Mi hanno chiesto: ma il Papa attuale può cambiare il
Catechismo della Chiesa Cattolica? Rispondo: certamente lo può fare, se ritiene
che sia utile alla Chiesa. Su questo, stando proprio a ciò che insegna la
Chiesa circa i poteri del Papa, non c’è discussione. Se però qualcuno mi chiede
se, in questo momento storico, sarebbe davvero utile alla Chiesa cambiare il
Catechismo della Chiesa Cattolica, io rispondo che non mi sembra utile, anzi mi
sembra proprio dannoso. Prima di continuare, premetto, a scanso di equivoci
(che però ci saranno, perché non c’è peggior sordo di chi non vuol sentire),
che io non ho ovviamente nulla da obiettare riguardo alle decisioni che il Papa
prenderà per modificare il testo del Catechismo della Chiesa Cattolica.
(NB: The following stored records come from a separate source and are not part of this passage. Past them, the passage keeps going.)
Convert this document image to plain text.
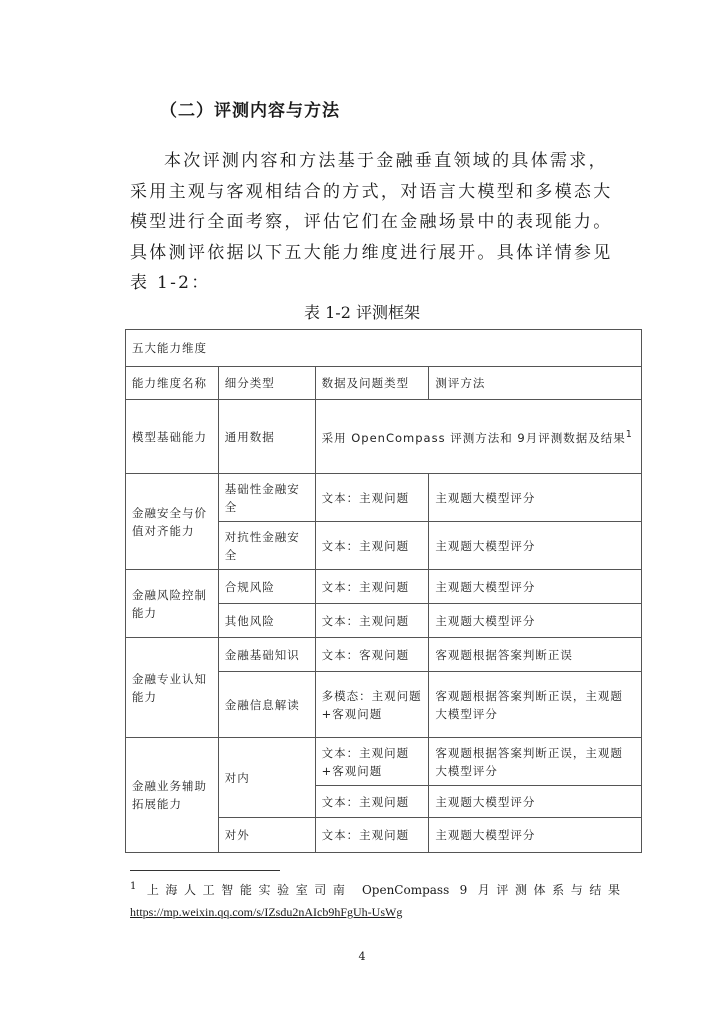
（二）评测内容与方法
本次评测内容和方法基于金融垂直领域的具体需求，采用主观与客观相结合的方式，对语言大模型和多模态大模型进行全面考察，评估它们在金融场景中的表现能力。具体测评依据以下五大能力维度进行展开。具体详情参见表 1-2：
表 1-2 评测框架
五大能力维度			
能力维度名称	细分类型	数据及问题类型	测评方法
模型基础能力	通用数据	采用 OpenCompass 评测方法和 9月评测数据及结果$^1$
金融安全与价值对齐能力	基础性金融安全	文本：主观问题	主观题大模型评分
	对抗性金融安全	文本：主观问题	主观题大模型评分
金融风险控制能力	合规风险	文本：主观问题	主观题大模型评分
	其他风险	文本：主观问题	主观题大模型评分
金融专业认知能力	金融基础知识	文本：客观问题	客观题根据答案判断正误
	金融信息解读	多模态：主观问题+客观问题	客观题根据答案判断正误，主观题大模型评分
金融业务辅助拓展能力	对内	文本：主观问题+客观问题	客观题根据答案判断正误，主观题大模型评分
		文本：主观问题	主观题大模型评分
	对外	文本：主观问题	主观题大模型评分
$^1$ 上海人工智能实验室司南 OpenCompass 9 月评测体系与结果
https://mp.weixin.qq.com/s/IZsdu2nAIcb9hFgUh-UsWg
4
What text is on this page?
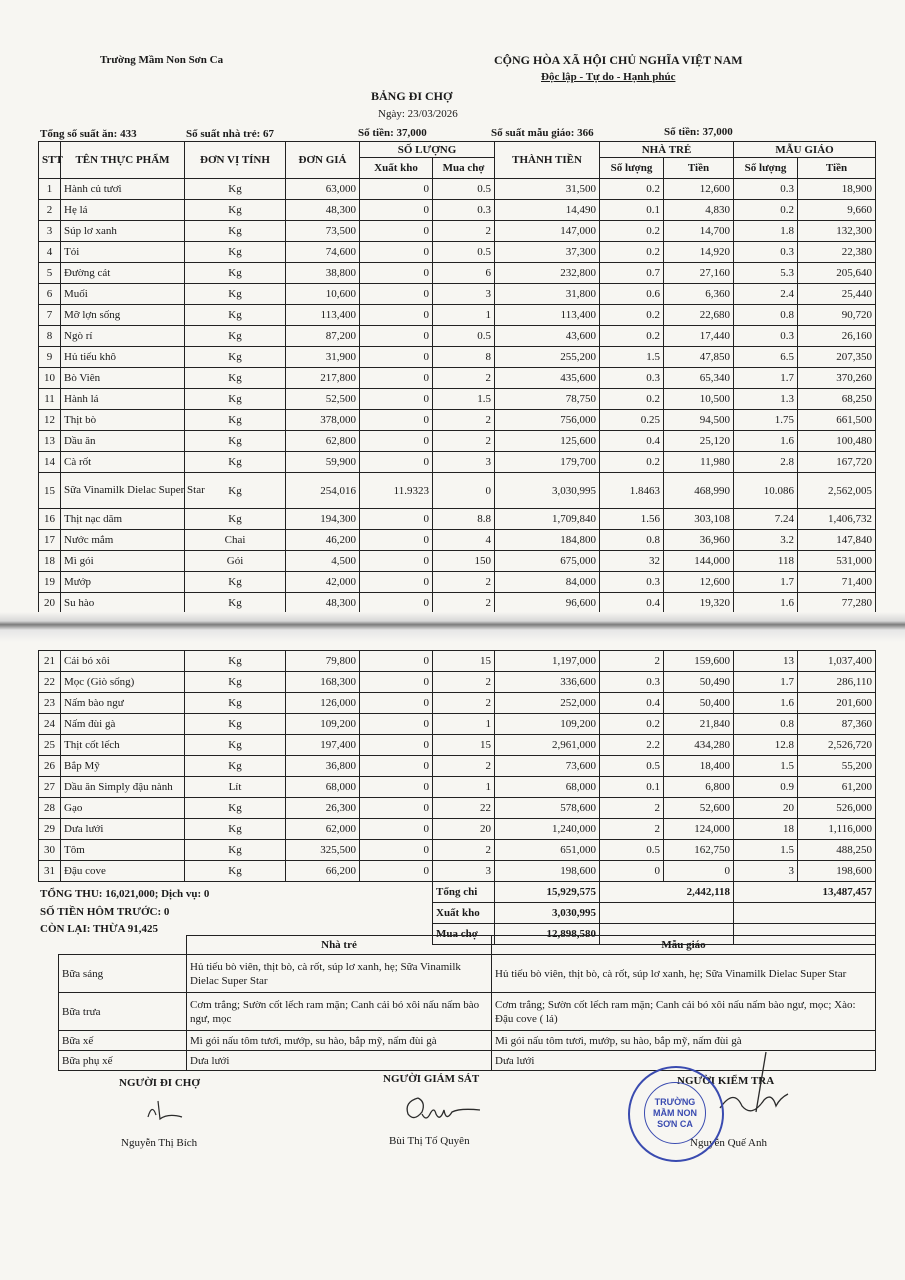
Trường Mầm Non Sơn Ca	CỘNG HÒA XÃ HỘI CHỦ NGHĨA VIỆT NAM
Độc lập - Tự do - Hạnh phúc
BẢNG ĐI CHỢ
Ngày: 23/03/2026
Tổng số suất ăn: 433	Số suất nhà trẻ: 67	Số tiền: 37,000	Số suất mẫu giáo: 366	Số tiền: 37,000
STT	TÊN THỰC PHẨM	ĐƠN VỊ TÍNH	ĐƠN GIÁ	SỐ LƯỢNG		THÀNH TIỀN	NHÀ TRẺ		MẪU GIÁO	
				Xuất kho	Mua chợ		Số lượng	Tiền	Số lượng	Tiền
1	Hành củ tươi	Kg	63,000	0	0.5	31,500	0.2	12,600	0.3	18,900
2	Hẹ lá	Kg	48,300	0	0.3	14,490	0.1	4,830	0.2	9,660
3	Súp lơ xanh	Kg	73,500	0	2	147,000	0.2	14,700	1.8	132,300
4	Tỏi	Kg	74,600	0	0.5	37,300	0.2	14,920	0.3	22,380
5	Đường cát	Kg	38,800	0	6	232,800	0.7	27,160	5.3	205,640
6	Muối	Kg	10,600	0	3	31,800	0.6	6,360	2.4	25,440
7	Mỡ lợn sống	Kg	113,400	0	1	113,400	0.2	22,680	0.8	90,720
8	Ngò rí	Kg	87,200	0	0.5	43,600	0.2	17,440	0.3	26,160
9	Hủ tiếu khô	Kg	31,900	0	8	255,200	1.5	47,850	6.5	207,350
10	Bò Viên	Kg	217,800	0	2	435,600	0.3	65,340	1.7	370,260
11	Hành lá	Kg	52,500	0	1.5	78,750	0.2	10,500	1.3	68,250
12	Thịt bò	Kg	378,000	0	2	756,000	0.25	94,500	1.75	661,500
13	Dầu ăn	Kg	62,800	0	2	125,600	0.4	25,120	1.6	100,480
14	Cà rốt	Kg	59,900	0	3	179,700	0.2	11,980	2.8	167,720
15	Sữa Vinamilk Dielac Super Star	Kg	254,016	11.9323	0	3,030,995	1.8463	468,990	10.086	2,562,005
16	Thịt nạc dăm	Kg	194,300	0	8.8	1,709,840	1.56	303,108	7.24	1,406,732
17	Nước mắm	Chai	46,200	0	4	184,800	0.8	36,960	3.2	147,840
18	Mì gói	Gói	4,500	0	150	675,000	32	144,000	118	531,000
19	Mướp	Kg	42,000	0	2	84,000	0.3	12,600	1.7	71,400
20	Su hào	Kg	48,300	0	2	96,600	0.4	19,320	1.6	77,280
21	Cải bó xôi	Kg	79,800	0	15	1,197,000	2	159,600	13	1,037,400
22	Mọc (Giò sống)	Kg	168,300	0	2	336,600	0.3	50,490	1.7	286,110
23	Nấm bào ngư	Kg	126,000	0	2	252,000	0.4	50,400	1.6	201,600
24	Nấm đùi gà	Kg	109,200	0	1	109,200	0.2	21,840	0.8	87,360
25	Thịt cốt lếch	Kg	197,400	0	15	2,961,000	2.2	434,280	12.8	2,526,720
26	Bắp Mỹ	Kg	36,800	0	2	73,600	0.5	18,400	1.5	55,200
27	Dầu ăn Simply đậu nành	Lít	68,000	0	1	68,000	0.1	6,800	0.9	61,200
28	Gạo	Kg	26,300	0	22	578,600	2	52,600	20	526,000
29	Dưa lưới	Kg	62,000	0	20	1,240,000	2	124,000	18	1,116,000
30	Tôm	Kg	325,500	0	2	651,000	0.5	162,750	1.5	488,250
31	Đậu cove	Kg	66,200	0	3	198,600	0	0	3	198,600
					Tổng chi	15,929,575	2,442,118		13,487,457	
					Xuất kho	3,030,995				
					Mua chợ	12,898,580				
TỔNG THU: 16,021,000; Dịch vụ: 0
SỐ TIỀN HÔM TRƯỚC: 0
CÒN LẠI: THỪA 91,425
	Nhà trẻ	Mẫu giáo
Bữa sáng	Hủ tiếu bò viên, thịt bò, cà rốt, súp lơ xanh, hẹ; Sữa Vinamilk Dielac Super Star	Hủ tiếu bò viên, thịt bò, cà rốt, súp lơ xanh, hẹ; Sữa Vinamilk Dielac Super Star
Bữa trưa	Cơm trắng; Sườn cốt lếch ram mặn; Canh cải bó xôi nấu nấm bào ngư, mọc	Cơm trắng; Sườn cốt lếch ram mặn; Canh cải bó xôi nấu nấm bào ngư, mọc; Xào: Đậu cove ( lá)
Bữa xế	Mì gói nấu tôm tươi, mướp, su hào, bắp mỹ, nấm đùi gà	Mì gói nấu tôm tươi, mướp, su hào, bắp mỹ, nấm đùi gà
Bữa phụ xế	Dưa lưới	Dưa lưới
NGƯỜI ĐI CHỢ
Nguyễn Thị Bích
NGƯỜI GIÁM SÁT
Bùi Thị Tố Quyên
NGƯỜI KIỂM TRA
Nguyễn Quế Anh
TRƯỜNG
MẦM NON
SƠN CA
In materie del genere, i cambiamenti della catechesi
ufficiale rientrano nel novero delle sue sovrane e insindacabili decisioni di
governo; teologicamente parlando, sono «scelte prudenziali» del papa, che solo
Dio può sapere se sono assolutamente giuste e necessarie, ossia se sono fatte
con il dovuto amore per la Chiesa e la dovuta prudenza pastorale. Ma, date le
odierne circostanze pastorali cui accennavo (il gravissimo e crescente
disorientamento dottrinale tra i fedeli di ogni parte del mondo), ci si può
(forse si deve) rivolgere all’opinione pubblica cattolica dicendo chiaramente
che le eventuali modifiche del Catechismo della Chiesa Cattolica annunciate dal
papa non cambiano la dottrina dogmatica e morale della Chiesa. Non la cambiano,
né abolendo una delle verità già definite come divinamente rivelate (ciò
infatti costituirebbe proprio un’impossibile eresia da parte del Papa), né
sviluppandola in modo coerente ed omogeneo.
L’inserimento di una precisazione in merito all’assoluta
esclusione della pena di morte dai codici penali degli stati di tutto il mondo
non può essere considerata come un atto del magistero pontificio che in qualche
modo si inserisca nel processo dottrinale che il domenicano spagnolo Francisco
Marín Sola denominava giustamente «evolución homogénea del dogma católico».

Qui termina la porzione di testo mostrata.